Researchers have put forward a new hypothesis in a recent paper suggesting that dark matter may have played a significant role in the formation of the colossal black holes observed in the early universe. Space.com reports that increasingly more observations, particularly those made with the James Webb Space Telescope, are revealing the existence of truly gigantic black holes that appeared relatively early in the cosmos’s history.
It appears that just a few hundred million years after the Big Bang, our universe was already home to black holes with masses billions of times greater than that of our sun. Furthermore, the only currently understood mechanism for black hole creation involves the deaths of massive stars, a process that typically yields black holes with masses only a few dozen times that of the sun. There simply wasn’t enough time for the first stars to form, undergo supernova events, and for the resulting small black holes to accrete sufficient matter to evolve into supermassive black holes, which explains the puzzle of their early appearance.
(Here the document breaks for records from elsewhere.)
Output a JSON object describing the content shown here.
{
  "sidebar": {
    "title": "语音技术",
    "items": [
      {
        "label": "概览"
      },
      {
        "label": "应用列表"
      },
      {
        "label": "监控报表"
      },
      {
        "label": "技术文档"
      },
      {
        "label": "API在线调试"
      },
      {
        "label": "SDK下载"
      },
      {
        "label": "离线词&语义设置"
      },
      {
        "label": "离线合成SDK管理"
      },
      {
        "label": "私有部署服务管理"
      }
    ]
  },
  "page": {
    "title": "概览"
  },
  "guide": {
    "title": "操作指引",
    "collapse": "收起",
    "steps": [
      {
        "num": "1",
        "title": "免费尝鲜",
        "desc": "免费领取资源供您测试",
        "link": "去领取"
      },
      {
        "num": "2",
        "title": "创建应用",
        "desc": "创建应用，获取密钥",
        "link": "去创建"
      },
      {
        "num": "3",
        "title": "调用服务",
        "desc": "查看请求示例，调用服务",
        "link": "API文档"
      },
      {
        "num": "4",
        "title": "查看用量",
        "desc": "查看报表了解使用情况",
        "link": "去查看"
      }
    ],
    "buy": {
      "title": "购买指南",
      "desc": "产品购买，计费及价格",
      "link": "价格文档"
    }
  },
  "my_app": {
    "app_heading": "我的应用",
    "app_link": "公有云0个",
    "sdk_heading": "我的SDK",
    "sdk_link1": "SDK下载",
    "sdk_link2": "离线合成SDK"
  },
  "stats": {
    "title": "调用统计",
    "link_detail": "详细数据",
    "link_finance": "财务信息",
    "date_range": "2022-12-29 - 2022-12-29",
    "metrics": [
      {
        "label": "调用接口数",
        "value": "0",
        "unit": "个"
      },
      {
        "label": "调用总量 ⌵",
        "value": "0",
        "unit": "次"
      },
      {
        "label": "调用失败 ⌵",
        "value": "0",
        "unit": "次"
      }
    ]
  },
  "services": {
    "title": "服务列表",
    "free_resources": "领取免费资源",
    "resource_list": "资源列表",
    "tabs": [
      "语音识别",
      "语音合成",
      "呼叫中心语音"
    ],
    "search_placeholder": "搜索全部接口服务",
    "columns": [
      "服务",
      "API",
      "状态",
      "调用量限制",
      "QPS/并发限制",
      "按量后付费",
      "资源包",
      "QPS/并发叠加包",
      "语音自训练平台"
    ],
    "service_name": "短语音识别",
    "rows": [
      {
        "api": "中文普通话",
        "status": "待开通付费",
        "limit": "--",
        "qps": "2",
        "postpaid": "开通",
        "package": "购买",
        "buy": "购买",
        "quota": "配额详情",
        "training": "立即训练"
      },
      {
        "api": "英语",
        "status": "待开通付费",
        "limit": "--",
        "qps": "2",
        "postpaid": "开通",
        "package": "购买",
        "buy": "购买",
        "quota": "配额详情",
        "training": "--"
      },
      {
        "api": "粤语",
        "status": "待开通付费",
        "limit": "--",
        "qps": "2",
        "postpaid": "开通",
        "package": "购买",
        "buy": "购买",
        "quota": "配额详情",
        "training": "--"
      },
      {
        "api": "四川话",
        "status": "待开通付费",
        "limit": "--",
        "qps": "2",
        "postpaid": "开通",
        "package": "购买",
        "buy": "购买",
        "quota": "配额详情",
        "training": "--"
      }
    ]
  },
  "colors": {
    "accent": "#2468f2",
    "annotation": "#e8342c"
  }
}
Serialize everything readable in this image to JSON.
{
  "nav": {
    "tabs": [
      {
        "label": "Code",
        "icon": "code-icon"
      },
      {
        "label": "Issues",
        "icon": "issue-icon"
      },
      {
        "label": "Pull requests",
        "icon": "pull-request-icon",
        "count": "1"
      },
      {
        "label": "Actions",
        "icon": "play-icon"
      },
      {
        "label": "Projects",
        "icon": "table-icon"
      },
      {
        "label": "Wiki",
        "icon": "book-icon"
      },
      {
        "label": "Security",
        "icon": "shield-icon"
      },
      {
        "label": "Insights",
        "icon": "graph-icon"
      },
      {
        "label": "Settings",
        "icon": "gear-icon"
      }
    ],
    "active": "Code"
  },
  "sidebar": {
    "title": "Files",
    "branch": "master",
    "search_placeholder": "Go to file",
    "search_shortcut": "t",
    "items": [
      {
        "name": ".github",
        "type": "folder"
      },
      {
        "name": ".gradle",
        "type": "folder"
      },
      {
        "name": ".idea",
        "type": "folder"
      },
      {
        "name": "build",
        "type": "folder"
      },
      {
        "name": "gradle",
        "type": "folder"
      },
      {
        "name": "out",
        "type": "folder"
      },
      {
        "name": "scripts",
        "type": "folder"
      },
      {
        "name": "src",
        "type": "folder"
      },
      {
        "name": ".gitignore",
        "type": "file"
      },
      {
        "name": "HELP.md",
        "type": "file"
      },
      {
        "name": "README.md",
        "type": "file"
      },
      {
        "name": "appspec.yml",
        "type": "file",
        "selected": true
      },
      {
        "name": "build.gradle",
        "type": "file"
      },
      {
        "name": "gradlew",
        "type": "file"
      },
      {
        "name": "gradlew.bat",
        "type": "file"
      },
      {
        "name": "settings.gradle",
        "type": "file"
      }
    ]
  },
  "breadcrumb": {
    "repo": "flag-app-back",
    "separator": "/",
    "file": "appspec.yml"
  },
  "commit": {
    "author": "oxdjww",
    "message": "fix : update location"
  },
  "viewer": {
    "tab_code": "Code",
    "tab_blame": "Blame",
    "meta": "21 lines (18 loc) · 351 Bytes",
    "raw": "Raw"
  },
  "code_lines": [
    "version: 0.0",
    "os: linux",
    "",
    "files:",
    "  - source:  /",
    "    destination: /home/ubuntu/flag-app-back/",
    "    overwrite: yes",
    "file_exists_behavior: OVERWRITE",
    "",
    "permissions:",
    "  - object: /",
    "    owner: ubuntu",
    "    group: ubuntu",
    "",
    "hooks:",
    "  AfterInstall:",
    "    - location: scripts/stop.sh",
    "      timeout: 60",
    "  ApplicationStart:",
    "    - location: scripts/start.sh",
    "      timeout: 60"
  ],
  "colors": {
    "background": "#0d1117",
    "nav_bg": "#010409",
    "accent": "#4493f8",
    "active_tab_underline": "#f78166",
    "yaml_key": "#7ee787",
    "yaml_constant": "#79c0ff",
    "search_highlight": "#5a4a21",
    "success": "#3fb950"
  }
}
Therefore, it is plausible that the early universe possessed an alternative mechanism for creating these massive black holes, one that could have initiated the process more rapidly. The most straightforward such mechanism involves the direct collapse of enormous clouds of helium and hydrogen under their own gravity, bypassing the stage of star formation entirely and proceeding directly to the development of black holes.
However, molecular hydrogen, which is highly effective at cooling gas, often forms during the gravitational collapse of gas clouds. This cooling effect prevents the cloud from collapsing directly into a black hole by causing it to fragment into numerous smaller pieces, leading to the formation of a cluster of young stars. High-energy ultraviolet (UV) radiation, which was scarce in the early universe due to the limited number of stars, could potentially blast apart molecular hydrogen, preventing its formation.
Adding an unconventional perspective, Hao Jiao of McGill University in Quebec and his colleagues propose in a new study published in March and available on the preprint database arXiv that dark matter might offer an explanation. Certain models of dark matter predict that it could be extraordinarily light, even billions of times lighter than the neutrino, the lightest known particle. If dark matter possesses such ultralight properties, then on galactic scales, it would behave more like a quantum ocean rather than a collection of discrete, individual particles.